Novel tricuspid therapy wins the 2016 EACTS Techno College Innovation Award

Maximilian Kütting
Maximilian Kütting

A novel device for treating tricuspid regurgitation has become the 2016 recipient of the European Association for Cardio-Thoracic Surgery (EACTS) Techno College Innovation Award. The award, which is chosen by the EACTS New Technology Committee, was presented during the society’s annual meeting (1–5 October, Barcelona, Spain). Maximilian Kütting of NVT GmbH, the company that developed the winning system, speaks to Cardiovascular News about the device.

Why is there a need for novel therapies for managing tricuspid regurgitation?

A large number of patients suffer from tricuspid regurgitation. When it has progressed to a severe or massive state, tricuspid regurgitation not only affects quality of life but also significantly worsens survival.

Furthermore, the mortality after surgical correction of tricuspid valve regurgitation is relatively high—especially in patients undergoing redo-operations. These high risk patients are often considered inoperable and their only option is medical therapy. Considering transcatheter options for aortic and mitral valve conditions are now being clinically applied, patients who suffer from secondary tricuspid regurgitation resulting from left sided heart disease require new treatment options to complete the therapy.

How does your device work?

The device consists of a stentgraft with a lateral bicuspid valve, both made from nitinol and porcine pericardium. The idea is to focus on the alleviation of symptoms that patients with tricuspid valve regurgitation experience (such as ascites and venous congestion) that are caused by backflow into the venous system. This backflow is eliminated by placing our device and, thus effectively, a fifth heart valve into the right atrium. The stentgraft serves as the sealing and anchoring element and additionally has the benefit of excluding a part of the right atrium and thereby reducing its volume.

Our collaboration with the company JOTEC—who have tremendous experience in the field of stentgraft development and delivery—as well as our experience of developing a transcatheter aortic valve (TAVI) prosthesis (NVT Allegra) has helped us to develop this device. Since the device does not interfere with the tricuspid annulus, it does not depend on annular dimensions and could also be placed in patients with a failed previous repair of the tricuspid valve.

Are you able to use your system in combination with transcatheter mitral therapies?

The combined treatment of mitral and tricuspid conditions will be necessary for a lot of patients undergoing tricuspid valve procedures.

The design of the device does not impede transseptal access to the left atrium. Later transapical or direct transatrial implantation of devices will also not face any interference with our device. At this stage of the development of transcatheter mitral valves, it is difficult to predict which access routes will be used and each procedure must be analysed individually, but there are no general exclusions or contraindications.

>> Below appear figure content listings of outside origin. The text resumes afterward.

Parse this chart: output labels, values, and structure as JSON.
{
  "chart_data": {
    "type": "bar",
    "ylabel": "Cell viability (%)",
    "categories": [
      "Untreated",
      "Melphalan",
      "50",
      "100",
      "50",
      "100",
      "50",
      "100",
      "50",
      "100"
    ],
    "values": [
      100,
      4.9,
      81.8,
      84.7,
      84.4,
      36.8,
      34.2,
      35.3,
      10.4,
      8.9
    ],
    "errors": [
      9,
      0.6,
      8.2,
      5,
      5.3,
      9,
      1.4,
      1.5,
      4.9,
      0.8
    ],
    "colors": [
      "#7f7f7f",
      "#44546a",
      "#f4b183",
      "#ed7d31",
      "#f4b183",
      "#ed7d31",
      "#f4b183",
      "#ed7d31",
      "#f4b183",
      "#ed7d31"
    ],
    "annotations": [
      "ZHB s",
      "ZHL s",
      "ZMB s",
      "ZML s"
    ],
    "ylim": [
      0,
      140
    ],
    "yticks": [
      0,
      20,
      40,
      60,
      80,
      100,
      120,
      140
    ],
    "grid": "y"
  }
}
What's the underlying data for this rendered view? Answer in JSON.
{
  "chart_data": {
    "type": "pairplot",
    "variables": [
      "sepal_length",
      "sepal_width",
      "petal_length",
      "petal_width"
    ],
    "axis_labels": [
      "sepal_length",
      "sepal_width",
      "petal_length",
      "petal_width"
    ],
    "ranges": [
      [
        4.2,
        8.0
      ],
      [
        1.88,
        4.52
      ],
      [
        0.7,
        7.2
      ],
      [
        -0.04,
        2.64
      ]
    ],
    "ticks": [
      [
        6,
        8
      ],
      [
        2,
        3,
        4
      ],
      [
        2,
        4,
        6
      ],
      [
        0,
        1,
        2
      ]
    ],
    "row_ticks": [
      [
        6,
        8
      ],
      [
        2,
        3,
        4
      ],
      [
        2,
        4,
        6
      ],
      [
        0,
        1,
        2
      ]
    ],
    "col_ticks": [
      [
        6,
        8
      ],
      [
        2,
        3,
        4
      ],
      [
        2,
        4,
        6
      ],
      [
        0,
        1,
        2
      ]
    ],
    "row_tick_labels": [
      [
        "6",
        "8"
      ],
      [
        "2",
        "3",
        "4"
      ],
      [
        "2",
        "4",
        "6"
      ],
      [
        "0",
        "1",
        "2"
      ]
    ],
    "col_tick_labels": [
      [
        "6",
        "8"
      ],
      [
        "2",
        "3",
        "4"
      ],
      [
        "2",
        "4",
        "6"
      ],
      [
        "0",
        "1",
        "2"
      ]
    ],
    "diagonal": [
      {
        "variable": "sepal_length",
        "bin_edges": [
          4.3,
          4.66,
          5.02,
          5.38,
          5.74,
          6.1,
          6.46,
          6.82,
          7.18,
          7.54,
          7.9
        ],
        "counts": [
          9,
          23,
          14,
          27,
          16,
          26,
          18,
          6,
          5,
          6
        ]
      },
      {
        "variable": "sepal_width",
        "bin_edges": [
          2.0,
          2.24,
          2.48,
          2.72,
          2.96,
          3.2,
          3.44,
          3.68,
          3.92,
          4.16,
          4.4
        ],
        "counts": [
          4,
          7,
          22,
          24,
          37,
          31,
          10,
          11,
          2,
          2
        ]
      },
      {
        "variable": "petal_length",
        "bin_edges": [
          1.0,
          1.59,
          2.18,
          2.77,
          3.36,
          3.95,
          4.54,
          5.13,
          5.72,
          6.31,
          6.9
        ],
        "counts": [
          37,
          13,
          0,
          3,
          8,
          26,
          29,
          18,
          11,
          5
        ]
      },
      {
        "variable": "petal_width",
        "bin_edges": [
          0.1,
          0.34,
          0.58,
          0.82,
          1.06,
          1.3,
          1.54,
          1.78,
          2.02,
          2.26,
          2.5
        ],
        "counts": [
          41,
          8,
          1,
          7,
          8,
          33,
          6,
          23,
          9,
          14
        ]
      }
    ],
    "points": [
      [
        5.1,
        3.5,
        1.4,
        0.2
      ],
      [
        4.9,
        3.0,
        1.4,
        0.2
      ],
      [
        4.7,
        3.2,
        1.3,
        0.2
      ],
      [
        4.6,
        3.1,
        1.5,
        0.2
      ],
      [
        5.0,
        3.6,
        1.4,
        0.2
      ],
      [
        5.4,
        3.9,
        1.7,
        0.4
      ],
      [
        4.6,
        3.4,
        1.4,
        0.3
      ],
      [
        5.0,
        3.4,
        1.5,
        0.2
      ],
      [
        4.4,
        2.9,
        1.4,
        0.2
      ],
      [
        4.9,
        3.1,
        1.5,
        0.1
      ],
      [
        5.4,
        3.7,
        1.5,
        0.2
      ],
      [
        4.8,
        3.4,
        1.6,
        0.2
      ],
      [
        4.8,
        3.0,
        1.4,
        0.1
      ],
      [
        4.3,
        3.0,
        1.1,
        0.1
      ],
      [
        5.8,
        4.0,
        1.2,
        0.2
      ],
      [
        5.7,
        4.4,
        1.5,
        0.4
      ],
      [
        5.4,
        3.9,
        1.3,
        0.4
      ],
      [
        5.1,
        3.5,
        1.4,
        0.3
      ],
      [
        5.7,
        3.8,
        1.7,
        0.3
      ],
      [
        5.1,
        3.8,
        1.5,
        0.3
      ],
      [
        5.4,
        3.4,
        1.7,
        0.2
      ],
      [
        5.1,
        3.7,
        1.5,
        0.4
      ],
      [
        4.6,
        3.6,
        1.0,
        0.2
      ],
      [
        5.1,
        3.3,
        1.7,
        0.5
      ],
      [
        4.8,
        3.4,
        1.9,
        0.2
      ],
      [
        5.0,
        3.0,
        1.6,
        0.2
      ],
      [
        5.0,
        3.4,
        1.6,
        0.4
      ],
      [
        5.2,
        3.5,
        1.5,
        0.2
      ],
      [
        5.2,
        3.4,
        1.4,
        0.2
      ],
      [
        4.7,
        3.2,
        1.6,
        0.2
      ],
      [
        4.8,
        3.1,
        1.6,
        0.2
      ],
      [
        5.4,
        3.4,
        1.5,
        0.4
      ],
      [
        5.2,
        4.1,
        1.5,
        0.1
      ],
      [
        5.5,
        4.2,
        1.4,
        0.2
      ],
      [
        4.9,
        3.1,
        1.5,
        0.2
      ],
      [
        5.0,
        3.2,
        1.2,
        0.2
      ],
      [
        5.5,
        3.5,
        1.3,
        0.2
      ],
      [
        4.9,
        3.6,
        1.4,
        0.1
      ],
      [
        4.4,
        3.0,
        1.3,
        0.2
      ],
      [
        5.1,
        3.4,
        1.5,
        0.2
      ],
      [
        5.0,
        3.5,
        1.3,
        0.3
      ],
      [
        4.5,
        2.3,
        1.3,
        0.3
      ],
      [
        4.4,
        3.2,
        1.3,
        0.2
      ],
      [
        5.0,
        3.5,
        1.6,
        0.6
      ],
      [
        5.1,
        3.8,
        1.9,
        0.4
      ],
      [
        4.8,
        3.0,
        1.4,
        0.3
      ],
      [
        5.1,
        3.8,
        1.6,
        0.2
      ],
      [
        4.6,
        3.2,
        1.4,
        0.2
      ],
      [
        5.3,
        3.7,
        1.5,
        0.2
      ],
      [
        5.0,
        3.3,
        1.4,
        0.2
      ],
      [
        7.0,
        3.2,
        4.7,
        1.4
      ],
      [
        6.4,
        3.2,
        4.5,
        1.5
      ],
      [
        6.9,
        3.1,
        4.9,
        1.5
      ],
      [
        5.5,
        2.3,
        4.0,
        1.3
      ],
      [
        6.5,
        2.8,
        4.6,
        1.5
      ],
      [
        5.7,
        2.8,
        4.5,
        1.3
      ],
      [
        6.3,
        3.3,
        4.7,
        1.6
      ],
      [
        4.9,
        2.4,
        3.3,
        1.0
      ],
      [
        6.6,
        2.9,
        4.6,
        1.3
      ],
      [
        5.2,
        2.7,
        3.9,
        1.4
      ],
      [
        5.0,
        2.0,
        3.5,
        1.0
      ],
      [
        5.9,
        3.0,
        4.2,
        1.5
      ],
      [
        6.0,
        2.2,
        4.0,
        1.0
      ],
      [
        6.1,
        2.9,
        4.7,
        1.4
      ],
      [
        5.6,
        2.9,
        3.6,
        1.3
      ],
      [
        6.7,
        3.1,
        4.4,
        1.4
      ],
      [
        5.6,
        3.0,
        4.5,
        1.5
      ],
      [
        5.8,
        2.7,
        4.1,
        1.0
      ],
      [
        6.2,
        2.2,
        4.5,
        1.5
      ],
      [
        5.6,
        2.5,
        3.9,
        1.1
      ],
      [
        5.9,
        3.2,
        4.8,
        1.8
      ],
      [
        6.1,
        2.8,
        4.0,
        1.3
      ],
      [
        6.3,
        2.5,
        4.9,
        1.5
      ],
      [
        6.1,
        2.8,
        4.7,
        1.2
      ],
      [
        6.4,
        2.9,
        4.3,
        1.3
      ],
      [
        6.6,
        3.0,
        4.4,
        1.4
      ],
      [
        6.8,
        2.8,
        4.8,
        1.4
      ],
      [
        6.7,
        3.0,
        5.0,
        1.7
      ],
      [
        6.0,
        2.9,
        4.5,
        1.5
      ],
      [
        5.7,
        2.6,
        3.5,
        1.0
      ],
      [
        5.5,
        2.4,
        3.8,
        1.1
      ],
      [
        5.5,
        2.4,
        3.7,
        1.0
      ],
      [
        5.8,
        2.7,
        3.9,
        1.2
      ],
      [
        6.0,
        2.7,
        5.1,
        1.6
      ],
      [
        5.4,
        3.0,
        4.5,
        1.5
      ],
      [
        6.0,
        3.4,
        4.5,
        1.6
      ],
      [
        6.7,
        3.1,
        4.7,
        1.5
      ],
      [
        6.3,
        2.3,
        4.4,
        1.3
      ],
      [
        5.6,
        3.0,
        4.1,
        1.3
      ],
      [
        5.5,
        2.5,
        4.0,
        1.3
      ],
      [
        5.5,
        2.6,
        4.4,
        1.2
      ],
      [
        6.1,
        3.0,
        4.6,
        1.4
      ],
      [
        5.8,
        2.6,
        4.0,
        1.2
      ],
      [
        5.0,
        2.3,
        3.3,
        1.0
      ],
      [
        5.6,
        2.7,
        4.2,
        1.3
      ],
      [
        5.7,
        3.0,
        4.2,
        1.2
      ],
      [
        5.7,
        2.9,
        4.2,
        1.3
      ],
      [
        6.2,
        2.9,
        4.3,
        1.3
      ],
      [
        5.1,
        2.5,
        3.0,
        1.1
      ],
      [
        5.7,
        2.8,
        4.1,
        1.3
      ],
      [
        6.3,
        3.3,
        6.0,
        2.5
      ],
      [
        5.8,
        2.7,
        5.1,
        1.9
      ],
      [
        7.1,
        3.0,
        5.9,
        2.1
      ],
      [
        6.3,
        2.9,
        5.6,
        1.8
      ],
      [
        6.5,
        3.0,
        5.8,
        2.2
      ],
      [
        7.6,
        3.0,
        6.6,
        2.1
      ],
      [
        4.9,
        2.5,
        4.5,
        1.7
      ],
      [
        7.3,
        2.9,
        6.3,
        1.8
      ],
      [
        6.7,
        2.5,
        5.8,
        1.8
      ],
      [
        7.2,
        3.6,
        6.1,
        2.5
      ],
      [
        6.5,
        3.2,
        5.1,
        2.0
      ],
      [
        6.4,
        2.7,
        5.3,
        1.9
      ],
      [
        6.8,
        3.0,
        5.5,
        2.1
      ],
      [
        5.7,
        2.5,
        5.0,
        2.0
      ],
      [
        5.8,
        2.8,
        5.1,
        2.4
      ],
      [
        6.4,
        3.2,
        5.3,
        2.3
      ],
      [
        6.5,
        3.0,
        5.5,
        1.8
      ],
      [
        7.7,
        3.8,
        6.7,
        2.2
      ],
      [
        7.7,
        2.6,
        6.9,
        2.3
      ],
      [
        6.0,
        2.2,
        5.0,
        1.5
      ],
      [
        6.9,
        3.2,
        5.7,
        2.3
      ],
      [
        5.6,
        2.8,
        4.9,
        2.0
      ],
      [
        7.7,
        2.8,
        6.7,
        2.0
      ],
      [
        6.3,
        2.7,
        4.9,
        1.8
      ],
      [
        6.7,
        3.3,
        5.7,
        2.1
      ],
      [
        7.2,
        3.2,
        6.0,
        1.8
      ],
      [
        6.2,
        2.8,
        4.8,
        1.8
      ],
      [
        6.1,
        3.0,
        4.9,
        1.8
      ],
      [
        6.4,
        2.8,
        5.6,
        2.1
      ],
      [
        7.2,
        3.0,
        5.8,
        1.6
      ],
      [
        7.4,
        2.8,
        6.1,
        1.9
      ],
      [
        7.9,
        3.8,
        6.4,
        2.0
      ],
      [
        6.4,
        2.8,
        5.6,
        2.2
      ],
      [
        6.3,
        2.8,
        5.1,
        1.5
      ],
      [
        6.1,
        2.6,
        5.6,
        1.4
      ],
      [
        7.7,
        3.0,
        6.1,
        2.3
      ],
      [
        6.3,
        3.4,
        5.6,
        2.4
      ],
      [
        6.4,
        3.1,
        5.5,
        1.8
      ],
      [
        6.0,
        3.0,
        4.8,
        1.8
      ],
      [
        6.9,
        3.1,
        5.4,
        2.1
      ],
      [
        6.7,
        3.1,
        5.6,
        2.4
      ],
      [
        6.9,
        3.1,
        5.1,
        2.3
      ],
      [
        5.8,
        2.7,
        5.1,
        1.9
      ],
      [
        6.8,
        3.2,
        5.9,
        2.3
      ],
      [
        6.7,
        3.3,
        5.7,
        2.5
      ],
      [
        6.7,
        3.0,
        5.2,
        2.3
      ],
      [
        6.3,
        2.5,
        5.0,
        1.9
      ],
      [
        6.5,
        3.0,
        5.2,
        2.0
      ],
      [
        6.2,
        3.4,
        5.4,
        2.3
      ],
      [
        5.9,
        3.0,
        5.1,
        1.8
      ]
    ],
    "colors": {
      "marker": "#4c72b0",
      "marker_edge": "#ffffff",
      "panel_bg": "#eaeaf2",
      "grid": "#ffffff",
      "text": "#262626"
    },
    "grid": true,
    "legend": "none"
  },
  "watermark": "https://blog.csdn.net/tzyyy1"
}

What data are available for your system?

We currently have in-vitro data that demonstrates the performance of the device both in terms of hydrodynamics and durability. There are also the encouraging results from animal studies in an ovine model as well as human cadaver studies that we performed together with Henning Lausberg and Christian Schlensak (both University Clinic of Tübingen, Germany). While no clinical studies with the system have been performed to date, we aim to achieve this within the coming months.

Looking at clinical experience with similar technologies, caval vein implantation comes closest and while there is only limited experience, the therapeutic effects were demonstrated and appear promising. Our technology further simplifies the implantation procedure while also eliminating backflow into both caval veins.

What studies are planned?

Our first aim is to show the feasibility of the concept in the planned patient population in combination with optimal medical therapy to maximise the effect of the treatment for the patient. It will be critical to learn which patients with tricuspid regurgitation benefit most from this form of treatment. The prosthesis will initially only be implanted in patients who are considered inoperable by surgeons and respond poorly to medical therapy. We will then build on this experience and possibly expand the indication according to outcomes. The focus is primarily on the reduction of symptoms of tricuspid regurgitation and subsequently an improvement in the patient’s quality of life.